4.INCIDENCE BUDGÉTAIRE
Les incidences budgétaires liées au nouveau protocole comprennent le versement d’une contribution financière au Royaume du Maroc. Les dotations budgétaires correspondantes en termes de crédits d’engagement et de paiement doivent être inscrites chaque année dans la ligne budgétaire pour les accords de partenariat dans le domaine de la pêche durable (11 03 01) et être compatibles avec la programmation financière au titre du cadre financier pluriannuel pour la période 2014-2020. Les montants annuels des engagements et des paiements sont déterminés dans le cadre de la procédure budgétaire annuelle, y compris la ligne de réserve pour les protocoles qui ne sont pas entrés en vigueur au début de l’année.
Les négociations devraient être finalisées avant l’expiration du protocole actuel, c’est-à-dire d’ici au 14 juillet 2018.
5.AUTRES ÉLÉMENTS
•Plans de mise en œuvre et modalités de suivi, d'évaluation et d'information
Les négociations devraient s’ouvrir début 2018.

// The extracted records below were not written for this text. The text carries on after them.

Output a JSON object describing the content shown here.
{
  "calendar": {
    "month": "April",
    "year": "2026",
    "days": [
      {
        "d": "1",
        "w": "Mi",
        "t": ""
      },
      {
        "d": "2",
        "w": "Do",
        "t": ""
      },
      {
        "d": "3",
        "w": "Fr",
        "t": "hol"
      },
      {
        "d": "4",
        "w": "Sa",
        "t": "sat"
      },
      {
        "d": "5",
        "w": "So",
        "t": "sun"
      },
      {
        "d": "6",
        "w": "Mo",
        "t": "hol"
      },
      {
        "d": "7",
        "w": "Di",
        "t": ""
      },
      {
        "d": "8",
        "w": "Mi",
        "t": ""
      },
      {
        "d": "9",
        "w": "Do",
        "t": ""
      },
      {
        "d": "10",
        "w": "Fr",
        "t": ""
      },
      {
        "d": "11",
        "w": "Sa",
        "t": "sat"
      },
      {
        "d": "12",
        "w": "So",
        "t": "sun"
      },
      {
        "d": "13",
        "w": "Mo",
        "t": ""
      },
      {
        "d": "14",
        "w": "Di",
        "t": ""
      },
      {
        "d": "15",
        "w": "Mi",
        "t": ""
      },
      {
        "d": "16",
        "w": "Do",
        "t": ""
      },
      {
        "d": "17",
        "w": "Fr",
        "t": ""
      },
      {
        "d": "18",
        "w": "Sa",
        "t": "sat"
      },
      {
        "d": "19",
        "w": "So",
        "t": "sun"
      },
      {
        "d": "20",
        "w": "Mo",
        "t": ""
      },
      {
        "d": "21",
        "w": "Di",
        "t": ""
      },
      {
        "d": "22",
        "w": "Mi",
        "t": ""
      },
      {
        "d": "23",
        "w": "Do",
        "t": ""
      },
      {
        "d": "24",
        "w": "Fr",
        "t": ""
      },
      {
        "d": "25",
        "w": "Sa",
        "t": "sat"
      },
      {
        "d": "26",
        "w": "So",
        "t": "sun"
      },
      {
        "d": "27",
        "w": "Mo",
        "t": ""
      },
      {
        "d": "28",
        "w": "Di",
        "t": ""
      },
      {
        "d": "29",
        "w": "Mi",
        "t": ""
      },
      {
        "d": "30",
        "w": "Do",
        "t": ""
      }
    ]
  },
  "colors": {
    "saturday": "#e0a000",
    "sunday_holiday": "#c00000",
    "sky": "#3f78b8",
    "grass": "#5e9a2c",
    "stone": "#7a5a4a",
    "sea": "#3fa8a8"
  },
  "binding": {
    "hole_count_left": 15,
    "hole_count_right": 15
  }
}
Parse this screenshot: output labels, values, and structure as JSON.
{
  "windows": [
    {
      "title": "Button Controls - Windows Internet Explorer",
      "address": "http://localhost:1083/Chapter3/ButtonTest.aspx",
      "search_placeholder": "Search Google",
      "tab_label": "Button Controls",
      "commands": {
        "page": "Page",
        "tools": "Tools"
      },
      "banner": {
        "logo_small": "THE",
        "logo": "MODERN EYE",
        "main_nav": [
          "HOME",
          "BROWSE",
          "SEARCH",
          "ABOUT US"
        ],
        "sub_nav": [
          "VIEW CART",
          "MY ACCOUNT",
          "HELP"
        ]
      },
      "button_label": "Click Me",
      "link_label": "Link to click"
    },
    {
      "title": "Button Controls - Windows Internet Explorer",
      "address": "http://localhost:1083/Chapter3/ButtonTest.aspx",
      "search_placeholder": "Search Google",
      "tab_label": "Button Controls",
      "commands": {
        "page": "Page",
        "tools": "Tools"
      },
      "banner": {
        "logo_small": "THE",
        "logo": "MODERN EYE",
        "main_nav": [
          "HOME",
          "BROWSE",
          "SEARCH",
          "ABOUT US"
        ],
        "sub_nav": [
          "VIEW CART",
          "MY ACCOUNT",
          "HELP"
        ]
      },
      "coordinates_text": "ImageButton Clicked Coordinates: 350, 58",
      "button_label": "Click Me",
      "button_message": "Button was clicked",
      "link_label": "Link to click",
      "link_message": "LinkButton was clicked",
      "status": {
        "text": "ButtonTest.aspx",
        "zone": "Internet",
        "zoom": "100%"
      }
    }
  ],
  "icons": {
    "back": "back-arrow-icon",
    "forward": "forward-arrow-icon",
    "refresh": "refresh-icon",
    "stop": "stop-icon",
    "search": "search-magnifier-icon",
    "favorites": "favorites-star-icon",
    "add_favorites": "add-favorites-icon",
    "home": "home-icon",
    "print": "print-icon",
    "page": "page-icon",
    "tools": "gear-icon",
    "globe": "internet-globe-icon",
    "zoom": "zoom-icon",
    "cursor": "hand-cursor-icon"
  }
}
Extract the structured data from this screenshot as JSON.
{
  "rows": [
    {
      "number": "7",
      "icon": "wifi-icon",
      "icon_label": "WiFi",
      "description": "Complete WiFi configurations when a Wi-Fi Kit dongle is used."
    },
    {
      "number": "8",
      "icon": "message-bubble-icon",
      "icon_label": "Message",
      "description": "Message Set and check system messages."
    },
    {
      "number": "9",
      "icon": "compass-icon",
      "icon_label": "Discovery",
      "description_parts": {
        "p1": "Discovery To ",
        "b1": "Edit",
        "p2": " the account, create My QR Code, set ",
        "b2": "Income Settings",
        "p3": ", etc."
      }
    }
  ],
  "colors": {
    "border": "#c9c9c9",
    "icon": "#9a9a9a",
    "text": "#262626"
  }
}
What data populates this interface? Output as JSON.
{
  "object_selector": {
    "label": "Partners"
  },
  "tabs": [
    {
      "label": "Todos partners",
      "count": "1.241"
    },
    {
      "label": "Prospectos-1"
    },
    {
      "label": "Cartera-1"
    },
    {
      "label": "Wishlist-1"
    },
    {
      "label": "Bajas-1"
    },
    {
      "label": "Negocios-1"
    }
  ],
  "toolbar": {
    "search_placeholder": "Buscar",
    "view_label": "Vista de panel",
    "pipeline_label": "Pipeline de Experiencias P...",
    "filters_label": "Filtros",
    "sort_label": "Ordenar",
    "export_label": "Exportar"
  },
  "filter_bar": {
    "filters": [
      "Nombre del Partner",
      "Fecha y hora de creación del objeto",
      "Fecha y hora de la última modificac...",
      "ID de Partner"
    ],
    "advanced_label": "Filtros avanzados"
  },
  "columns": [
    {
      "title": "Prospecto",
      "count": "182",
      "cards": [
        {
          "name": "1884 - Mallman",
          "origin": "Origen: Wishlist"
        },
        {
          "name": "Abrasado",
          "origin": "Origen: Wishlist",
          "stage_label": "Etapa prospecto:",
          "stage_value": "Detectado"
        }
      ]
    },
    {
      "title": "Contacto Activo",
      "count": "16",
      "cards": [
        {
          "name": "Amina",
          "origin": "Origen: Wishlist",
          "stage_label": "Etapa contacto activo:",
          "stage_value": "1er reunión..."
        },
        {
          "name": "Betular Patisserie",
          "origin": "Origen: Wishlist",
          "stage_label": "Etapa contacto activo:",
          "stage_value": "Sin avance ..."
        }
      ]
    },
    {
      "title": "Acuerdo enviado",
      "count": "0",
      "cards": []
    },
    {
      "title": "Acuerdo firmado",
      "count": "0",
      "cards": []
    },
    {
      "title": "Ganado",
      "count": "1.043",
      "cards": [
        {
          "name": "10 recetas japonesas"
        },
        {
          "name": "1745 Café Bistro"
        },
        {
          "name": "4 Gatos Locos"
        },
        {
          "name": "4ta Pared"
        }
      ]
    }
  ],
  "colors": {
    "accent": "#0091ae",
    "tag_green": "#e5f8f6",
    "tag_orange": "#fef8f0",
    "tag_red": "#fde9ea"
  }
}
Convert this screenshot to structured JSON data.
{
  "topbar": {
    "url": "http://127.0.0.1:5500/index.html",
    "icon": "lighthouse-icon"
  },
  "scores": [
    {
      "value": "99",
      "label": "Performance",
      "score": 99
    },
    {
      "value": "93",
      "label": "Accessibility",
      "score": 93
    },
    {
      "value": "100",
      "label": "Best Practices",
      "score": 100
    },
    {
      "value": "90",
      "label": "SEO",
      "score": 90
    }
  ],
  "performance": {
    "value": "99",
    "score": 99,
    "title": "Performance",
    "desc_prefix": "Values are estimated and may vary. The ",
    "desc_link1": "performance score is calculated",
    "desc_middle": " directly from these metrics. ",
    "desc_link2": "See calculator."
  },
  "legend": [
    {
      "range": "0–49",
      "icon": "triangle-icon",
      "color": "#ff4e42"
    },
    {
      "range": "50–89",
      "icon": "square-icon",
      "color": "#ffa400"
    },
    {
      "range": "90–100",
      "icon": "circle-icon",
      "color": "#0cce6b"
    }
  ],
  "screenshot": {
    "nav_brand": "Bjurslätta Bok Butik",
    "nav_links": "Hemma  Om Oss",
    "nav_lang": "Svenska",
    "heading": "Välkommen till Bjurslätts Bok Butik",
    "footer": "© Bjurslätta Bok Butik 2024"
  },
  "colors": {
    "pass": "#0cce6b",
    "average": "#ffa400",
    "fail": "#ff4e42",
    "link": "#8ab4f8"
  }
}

•Explication détaillée des différentes dispositions de la proposition
La Commission recommande:
- que le Conseil l'autorise à ouvrir et à mener des négociations en vue de la conclusion d’un nouveau protocole à l’accord de partenariat dans le secteur de la pêche avec le Royaume du Maroc;
- qu'elle soit désignée comme négociateur de l'Union à cet effet;
- qu'elle mène les négociations en concertation avec le comité spécial, comme le prévoit le traité sur le fonctionnement de l'Union européenne;
- que le Conseil approuve les directives de négociation annexées à la présente recommandation.
Recommandation de
DÉCISION DU CONSEIL
autorisant la Commission à ouvrir des négociations au nom de l'Union européenne en vue de la conclusion d’un protocole relatif à la mise en œuvre de l’accord de partenariat dans le secteur de la pêche avec le Royaume du Maroc
LE CONSEIL DE L'UNION EUROPÉENNE,
vu le traité sur le fonctionnement de l'Union européenne, et notamment son article 218, paragraphes 3 et 4,
vu la recommandation de la Commission,
considérant qu'il convient d'ouvrir des négociations en vue de conclure un nouveau protocole mettant en œuvre l'accord de partenariat dans le secteur de la pêche avec le Royaume du Maroc,
A ADOPTÉ LA PRÉSENTE DÉCISION:
Article premier
La Commission est autorisée à mener des négociations, au nom de l'Union européenne, en vue de conclure un protocole à l'accord de partenariat dans le secteur de la pêche avec le Royaume du Maroc.
Article 2
Ces négociations sont conduites en concertation avec le comité spécial désigné par le Conseil et conformément aux directives de négociation figurant en annexe.
Article 3
La Commission est destinataire de la présente décision.